U.S. and global market indexes gained in the past week, after positive economic data on Friday outweighed worries about the impact of continued rate increases. Most U.S. stock sectors were higher on the week.
This week, we are expecting some very important economic reports on major markets. It’s worth watching for the following economic events this week, as all of them can prove to be major market movers. For a full listing of all upcoming economic events, check out TipRanks’ Economic Calendar.
- Employment reports – Friday, March 10 – The U.S. Bureau of Labor Statistics will report on February’s Nonfarm Payrolls, Labor Force Participation Rate, and, finally, Unemployment Rate. The analysts’ consensus is that unemployment will be unchanged from January’s record-low rate of 3.4%, as payrolls decline by just 35K from January’s outstandingly high 517K, while participation in the labor force declines marginally to 62.3% (still remaining at its highest since May last year). If all this plays out according to forecasts, the expectations of higher interest rates for longer will be reinforced, pouring cold water on markets’ risk sentiment.
- Words from the Fed – Tuesday and Wednesday, March 7 and 8 – Federal Reserve Chair Jerome Powell will testify before Congress, and all eyes will be on his assessment of the economy and monetary policy. Meanwhile, Fedspeak continues to lean hawkish in response to more positive economic surprises, with the Minneapolis Fed’s Kashkari saying he’s open-minded on a 25 vs. 50 bp hike in March, while Atlanta’s Bostic warned of the risk of stopping tightening too soon.
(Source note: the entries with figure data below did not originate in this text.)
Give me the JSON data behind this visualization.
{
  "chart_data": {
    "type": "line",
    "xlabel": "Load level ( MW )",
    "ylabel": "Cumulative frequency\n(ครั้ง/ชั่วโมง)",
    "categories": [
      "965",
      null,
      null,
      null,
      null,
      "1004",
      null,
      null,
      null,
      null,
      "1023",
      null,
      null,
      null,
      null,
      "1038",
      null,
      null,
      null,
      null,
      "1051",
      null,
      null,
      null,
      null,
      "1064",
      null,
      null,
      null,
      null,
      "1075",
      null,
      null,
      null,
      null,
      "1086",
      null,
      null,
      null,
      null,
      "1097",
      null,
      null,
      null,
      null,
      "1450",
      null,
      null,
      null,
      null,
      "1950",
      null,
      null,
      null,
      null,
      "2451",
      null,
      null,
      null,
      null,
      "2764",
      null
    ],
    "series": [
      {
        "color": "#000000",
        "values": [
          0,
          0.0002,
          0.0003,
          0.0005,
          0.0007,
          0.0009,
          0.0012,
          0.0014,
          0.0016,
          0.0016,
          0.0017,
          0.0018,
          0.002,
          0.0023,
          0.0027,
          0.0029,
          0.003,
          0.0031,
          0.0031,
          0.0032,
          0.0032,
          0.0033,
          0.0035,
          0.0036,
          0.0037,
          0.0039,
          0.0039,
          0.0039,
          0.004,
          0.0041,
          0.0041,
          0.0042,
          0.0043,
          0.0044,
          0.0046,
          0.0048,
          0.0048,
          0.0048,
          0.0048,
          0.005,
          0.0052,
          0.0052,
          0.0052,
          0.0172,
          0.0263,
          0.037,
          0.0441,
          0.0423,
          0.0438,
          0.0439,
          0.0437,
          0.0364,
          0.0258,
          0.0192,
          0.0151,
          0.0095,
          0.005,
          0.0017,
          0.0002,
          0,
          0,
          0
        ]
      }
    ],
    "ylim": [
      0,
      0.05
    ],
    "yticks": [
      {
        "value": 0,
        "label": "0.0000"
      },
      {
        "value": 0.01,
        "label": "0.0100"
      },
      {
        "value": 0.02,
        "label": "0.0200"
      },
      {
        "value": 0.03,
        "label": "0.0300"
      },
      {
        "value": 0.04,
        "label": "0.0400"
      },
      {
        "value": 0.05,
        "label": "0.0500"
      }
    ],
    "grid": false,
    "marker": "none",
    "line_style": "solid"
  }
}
- U.S. Consumer Credit – Tuesday, March 7 – According to Experian, both interest rates and levels of consumer debt are at record highs. At above 19%, average credit card interest rates are floating above all rates since the U.S. government started tracking them, in the 1970’s. Notably, interest rates on credit cards are linked to the federal funds rate, which the Fed is likely to raise again. Given the expected interest rate hike, along with the current high prices of goods and services, consumer credit rates will probably remain elevated.